Patent renewals force key decisions regarding IP investments, and too many corporations base these decisions on guesswork. Understanding how a patent is performing in the market, its importance to the organization, and its strength should guide these decisions. Leveraging IP analytics can help an organization, and its review team, make smarter, fact-based decisions on whether to keep or abandon a patent. For companies reviewing hundreds of patents per year, having a standard methodology will enable quicker decisions with better justification.

How well managed the decision process is can determine the level of funding needed, which in turn impacts not just the total IP budget, but how much is available for protecting new ideas important to a business unit. On a fixed annual budget, money spent on renewals is money not spent protecting new ideas. Already protected IP, however, may be reaching its peak impact point in defending an existing product or business line from predators.

Depending on a company’s corporate strategy, several analytics provide guidance in the renewal decision process:

  1. Number of Rejections
  2. Number of Applications
  3. Number of Abandoned Applications
  4. Forward Rejections over Time
  5. Forward Citations over Time

As discussed in the Citations Blog & Paper Series, forward rejections are citations that cause the rejection of a competitor’s patent application. Without a patent’s forward rejection profile, companies make renewal decision blind. There is risk in making this abandonment decision blind, that is, without solid data, especially the forward rejection profile.

Letting a patent go that’s disruptive in the marketplace can have an adverse strategic impact. It may enable a competitor’s expansion into a product area or eliminate a licensing or other monetization opportunity with someone who demonstrated an interest in the technology or invested in the same technical space with a different product purpose.

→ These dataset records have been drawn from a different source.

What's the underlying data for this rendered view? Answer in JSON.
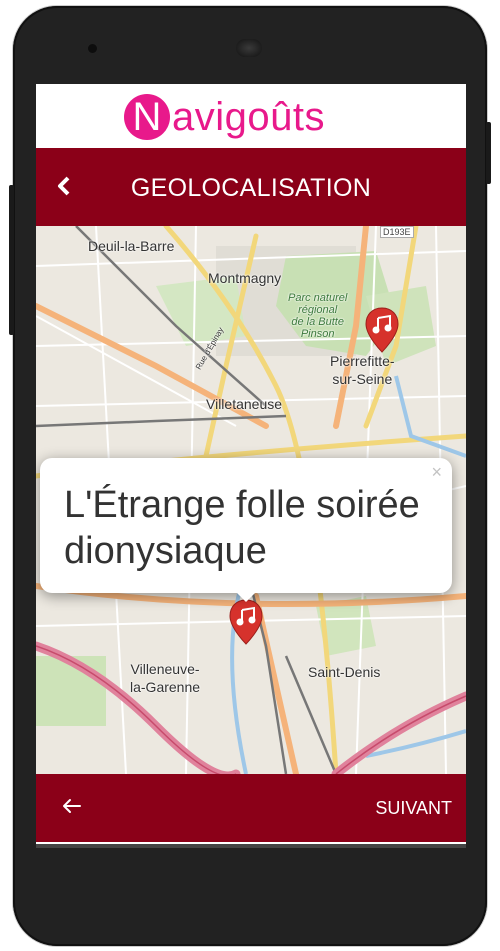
{
  "app": {
    "logo_initial": "N",
    "logo_rest": "avigoûts",
    "brand_color": "#e8198b",
    "header_color": "#8b0018"
  },
  "header": {
    "title": "GEOLOCALISATION",
    "back_icon": "chevron-left-icon"
  },
  "map": {
    "places": {
      "deuil": "Deuil-la-Barre",
      "montmagny": "Montmagny",
      "parc_line1": "Parc naturel",
      "parc_line2": "régional",
      "parc_line3": "de la Butte",
      "parc_line4": "Pinson",
      "pierrefitte_line1": "Pierrefitte-",
      "pierrefitte_line2": "sur-Seine",
      "villetaneuse": "Villetaneuse",
      "villeneuve_line1": "Villeneuve-",
      "villeneuve_line2": "la-Garenne",
      "saint_denis": "Saint-Denis",
      "rue_epinay": "Rue d'Épinay",
      "road_d193e": "D193E"
    },
    "markers_icon": "music-note-icon",
    "popup": {
      "text": "L'Étrange folle soirée dionysiaque",
      "close": "×"
    }
  },
  "footer": {
    "back_icon": "arrow-left-icon",
    "next_label": "SUIVANT"
  }
}
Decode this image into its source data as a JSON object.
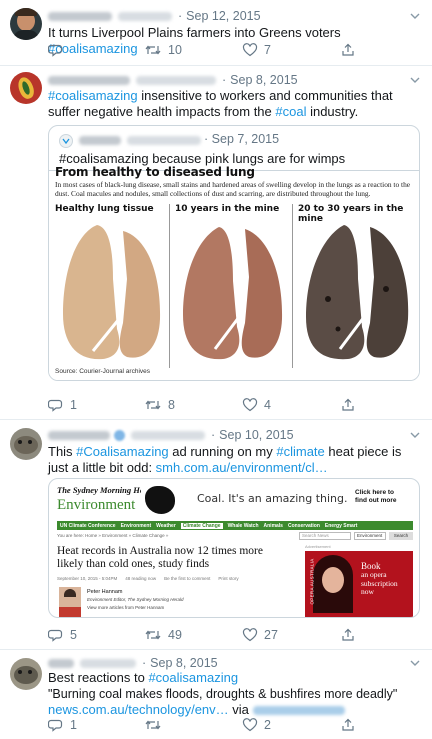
{
  "tweets": [
    {
      "date": "Sep 12, 2015",
      "text_plain": "It turns Liverpool Plains farmers into Greens voters ",
      "hashtag": "#coalisamazing",
      "replies": "",
      "retweets": "10",
      "likes": "7"
    },
    {
      "date": "Sep 8, 2015",
      "hashtag": "#coalisamazing",
      "text_1": " insensitive to workers and communities that suffer negative health impacts from the ",
      "hashtag_2": "#coal",
      "text_2": " industry.",
      "quote": {
        "date": "Sep 7, 2015",
        "text": "#coalisamazing because pink lungs are for wimps",
        "infographic": {
          "headline": "From healthy to diseased lung",
          "intro": "In most cases of black-lung disease, small stains and hardened areas of swelling develop in the lungs as a reaction to the dust. Coal macules and nodules, small collections of dust and scarring, are distributed throughout the lung.",
          "panels": [
            "Healthy lung tissue",
            "10 years in the mine",
            "20 to 30 years in the mine"
          ],
          "source": "Source: Courier-Journal archives"
        }
      },
      "replies": "1",
      "retweets": "8",
      "likes": "4"
    },
    {
      "date": "Sep 10, 2015",
      "text_1": "This ",
      "hashtag": "#Coalisamazing",
      "text_2": " ad running on my ",
      "hashtag_2": "#climate",
      "text_3": " heat piece is just a little bit odd: ",
      "url": "smh.com.au/environment/cl…",
      "article": {
        "masthead": "The Sydney Morning Herald",
        "section": "Environment",
        "ad_text": "Coal. It's an amazing thing.",
        "ad_cta": "Click here to find out more",
        "nav": [
          "UN Climate Conference",
          "Environment",
          "Weather",
          "Climate Change",
          "Whale Watch",
          "Animals",
          "Conservation",
          "Energy Smart"
        ],
        "breadcrumb": "You are here: Home » Environment » Climate Change »",
        "search": "Search News",
        "search_scope": "Environment",
        "search_btn": "Search",
        "headline": "Heat records in Australia now 12 times more likely than cold ones, study finds",
        "meta": "September 10, 2015 - 5:04PM",
        "meta_reading": "48 reading now",
        "meta_first": "Be the first to comment",
        "meta_print": "Print story",
        "author_name": "Peter Hannam",
        "author_role": "Environment Editor, The Sydney Morning Herald",
        "author_more": "View more articles from Peter Hannam",
        "side_label": "Advertisement",
        "opera_book": "Book",
        "opera_line": "an opera subscription now",
        "opera_brand": "OPERA AUSTRALIA"
      },
      "replies": "5",
      "retweets": "49",
      "likes": "27"
    },
    {
      "date": "Sep 8, 2015",
      "text_1": "Best reactions to ",
      "hashtag": "#coalisamazing",
      "line_2": "\"Burning coal makes floods, droughts & bushfires more deadly\"",
      "url": "news.com.au/technology/env…",
      "via": " via ",
      "replies": "1",
      "retweets": "",
      "likes": "2"
    }
  ],
  "icons": {
    "reply": "reply-icon",
    "retweet": "retweet-icon",
    "like": "heart-icon",
    "share": "share-icon",
    "caret": "chevron-down-icon"
  },
  "colors": {
    "link": "#1b95e0",
    "muted": "#657786",
    "border": "#e6ecf0",
    "smh_green": "#3c8a2e"
  }
}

The decision to keep or abandon patents can come down to a number of factors. Company’s reviewing hundreds of patents per year should have a standard methodology to streamline the process. First, determine if a patent is protecting an important product. Second, understand the expiration dates, followed by the forward rejection profile in total and over time. Finally consider if the IDS profile indicates a technical space that is still vibrant. Considering these factors, renewal decisions will better align with the business objectives of the company.